Birleşmiş Milletler Gıda ve Tarım Örgütü’nün (FAO) verilerine göre dünyanın toplam ekilebilir tarım arazi alanları yaklaşık olarak 1 milyar 396 milyon hektardan oluşmaktadır.

Türkiye’nin 78 milyon km kare olan yüzölçümünün yaklaşık olarak üçte birini kaplayan alanda yani 24 milyon ekilebilir tarım arazisinin, ekonomik olarak sulanabilir miktarı göz önüne alındığında ise bu rakam 8,5 milyon’a denk gelmektedir.

Yoksul halkların sahip olduğu verimli topraklar göz önüne alındığında ise bize en yakın örnek 54 ülkeden oluşan Afrika kıtasıdır.
Verimli toprakların ve zengin yer altı kaynaklarının bulunduğu bu kara kıtada, yaklaşık olarak 1,2 milyar insan yaşamaktadır.
Dünya tarım arazilerinin % 18’lik bölümünü oluşturduğu bu kıta, 226 milyon hektar tarım arazisi ile üretimde önemli bir yer tutmaktadır.
Afrika kıtası hammadde rezervlerinin % 90’ına sahiptir.
Dünya altın rezervlerinin % 40’ına, Elmas rezervlerinin % 33’üne sahiptir.
Demokratik Kongo Cumhuriyeti’nin tarım arazileri tüm Afrika’yı doyurabilirken, Afrika’nın tarıma elverişli arazileri ekildiğinde, tüm dünyayı doyurmak için yeterli kapasitededir.
Afrika; Batı’nın laboratuarlarında değiştirdiği 30 bin ilaç için bitki vermektedir.
İnsanlığın geleceğini temsil eden bu kıta, tarımsal üretim ürünlerinin büyük bir üreticisi ve ihracatçısıdır.

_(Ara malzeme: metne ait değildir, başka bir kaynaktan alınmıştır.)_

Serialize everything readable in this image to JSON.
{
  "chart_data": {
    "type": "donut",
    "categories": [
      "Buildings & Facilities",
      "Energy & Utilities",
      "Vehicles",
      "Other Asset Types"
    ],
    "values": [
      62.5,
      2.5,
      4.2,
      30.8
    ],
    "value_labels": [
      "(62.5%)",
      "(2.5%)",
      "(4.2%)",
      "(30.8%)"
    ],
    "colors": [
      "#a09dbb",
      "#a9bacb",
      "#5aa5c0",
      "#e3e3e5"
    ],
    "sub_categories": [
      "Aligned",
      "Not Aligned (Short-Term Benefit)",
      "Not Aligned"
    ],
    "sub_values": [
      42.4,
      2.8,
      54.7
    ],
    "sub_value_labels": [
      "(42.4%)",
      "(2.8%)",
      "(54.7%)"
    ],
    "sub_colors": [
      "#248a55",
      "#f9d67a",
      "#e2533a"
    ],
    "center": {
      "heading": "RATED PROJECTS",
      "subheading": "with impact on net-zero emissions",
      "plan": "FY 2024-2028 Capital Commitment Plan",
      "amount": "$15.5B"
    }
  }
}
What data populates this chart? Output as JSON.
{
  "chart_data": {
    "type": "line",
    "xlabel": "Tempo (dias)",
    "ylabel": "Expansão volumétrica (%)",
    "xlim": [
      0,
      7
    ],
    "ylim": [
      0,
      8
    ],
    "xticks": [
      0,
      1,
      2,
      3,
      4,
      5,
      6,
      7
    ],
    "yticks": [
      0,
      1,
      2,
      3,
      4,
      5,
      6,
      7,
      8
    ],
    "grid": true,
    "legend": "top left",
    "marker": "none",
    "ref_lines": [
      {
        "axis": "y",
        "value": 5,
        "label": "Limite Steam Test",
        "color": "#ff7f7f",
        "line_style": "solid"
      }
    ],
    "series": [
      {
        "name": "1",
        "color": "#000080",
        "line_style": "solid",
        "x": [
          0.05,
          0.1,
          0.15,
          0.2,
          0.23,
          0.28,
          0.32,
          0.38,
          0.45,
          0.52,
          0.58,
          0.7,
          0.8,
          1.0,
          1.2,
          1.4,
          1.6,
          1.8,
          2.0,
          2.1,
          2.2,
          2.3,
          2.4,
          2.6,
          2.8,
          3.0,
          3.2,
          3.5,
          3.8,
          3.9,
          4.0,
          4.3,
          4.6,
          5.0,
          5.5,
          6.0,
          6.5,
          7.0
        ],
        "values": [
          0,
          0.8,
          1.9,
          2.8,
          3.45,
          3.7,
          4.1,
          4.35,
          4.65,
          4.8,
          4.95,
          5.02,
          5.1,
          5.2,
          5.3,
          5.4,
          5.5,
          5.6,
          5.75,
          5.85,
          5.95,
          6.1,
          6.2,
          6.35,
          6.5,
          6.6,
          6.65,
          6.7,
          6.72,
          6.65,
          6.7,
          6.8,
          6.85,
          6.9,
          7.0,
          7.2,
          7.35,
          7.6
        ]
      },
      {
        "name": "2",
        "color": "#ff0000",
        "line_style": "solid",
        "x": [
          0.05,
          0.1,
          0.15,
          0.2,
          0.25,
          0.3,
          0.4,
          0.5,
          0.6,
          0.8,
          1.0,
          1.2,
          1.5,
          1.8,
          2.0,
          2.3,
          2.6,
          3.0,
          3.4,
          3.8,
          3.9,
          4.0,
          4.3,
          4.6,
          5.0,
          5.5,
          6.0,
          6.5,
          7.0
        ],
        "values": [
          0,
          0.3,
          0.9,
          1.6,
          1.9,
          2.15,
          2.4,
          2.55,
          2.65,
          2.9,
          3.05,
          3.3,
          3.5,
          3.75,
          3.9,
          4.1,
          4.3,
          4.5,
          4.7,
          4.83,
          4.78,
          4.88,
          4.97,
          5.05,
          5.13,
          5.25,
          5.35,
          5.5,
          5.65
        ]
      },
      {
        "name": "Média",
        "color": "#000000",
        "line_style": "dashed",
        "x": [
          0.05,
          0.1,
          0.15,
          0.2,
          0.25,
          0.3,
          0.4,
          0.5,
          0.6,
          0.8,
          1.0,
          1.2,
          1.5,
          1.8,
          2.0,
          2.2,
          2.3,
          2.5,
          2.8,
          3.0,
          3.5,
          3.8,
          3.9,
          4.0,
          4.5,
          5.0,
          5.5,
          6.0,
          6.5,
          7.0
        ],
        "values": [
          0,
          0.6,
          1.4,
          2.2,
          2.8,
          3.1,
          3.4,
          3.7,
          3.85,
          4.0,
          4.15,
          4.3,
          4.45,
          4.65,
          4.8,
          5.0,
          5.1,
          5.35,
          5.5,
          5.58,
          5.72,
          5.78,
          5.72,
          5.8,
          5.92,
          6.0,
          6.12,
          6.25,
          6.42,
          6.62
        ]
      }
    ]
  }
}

Ama ne yazık ki, Anadolu gibi verimli topraklara sahip bu kıtanın insanları yoksulluktan her geçen gün biraz daha kırılıyor.
Oysa kendi işletme ve üretim araçlarını devraldığı takdirde, dünya zirvesine oturacak potansiyele sahiptir.
Fakat ne yazık ki, Afrika sömürülen en büyük kıtadır.
Türkiye ise Afrika gibi kaynakları sömürülen en bilinen ülkeler sıralamasında en üstlerdedir.
Daha dün şahit olduğumuz bu gerçek, söylenecek söz de bırakmadı.
Muazzam zenginliğe, tarım arazisine, iklim ve bitki çeşitliliğine sahip bu ülke; dünyada en yüksek faiz uygulayan ikinci ülke oldu.
Afrika; küresel işgalci güçler tarafından cahil ve yoksul bırakılırken.
Yanlış politikalar sonucu yoksullaşan bu verimli toprakların sahibi olan bu millet’e, bunun hesabını kim verecek?
Takdirini siz değerli okuyucularıma bırakıyorum.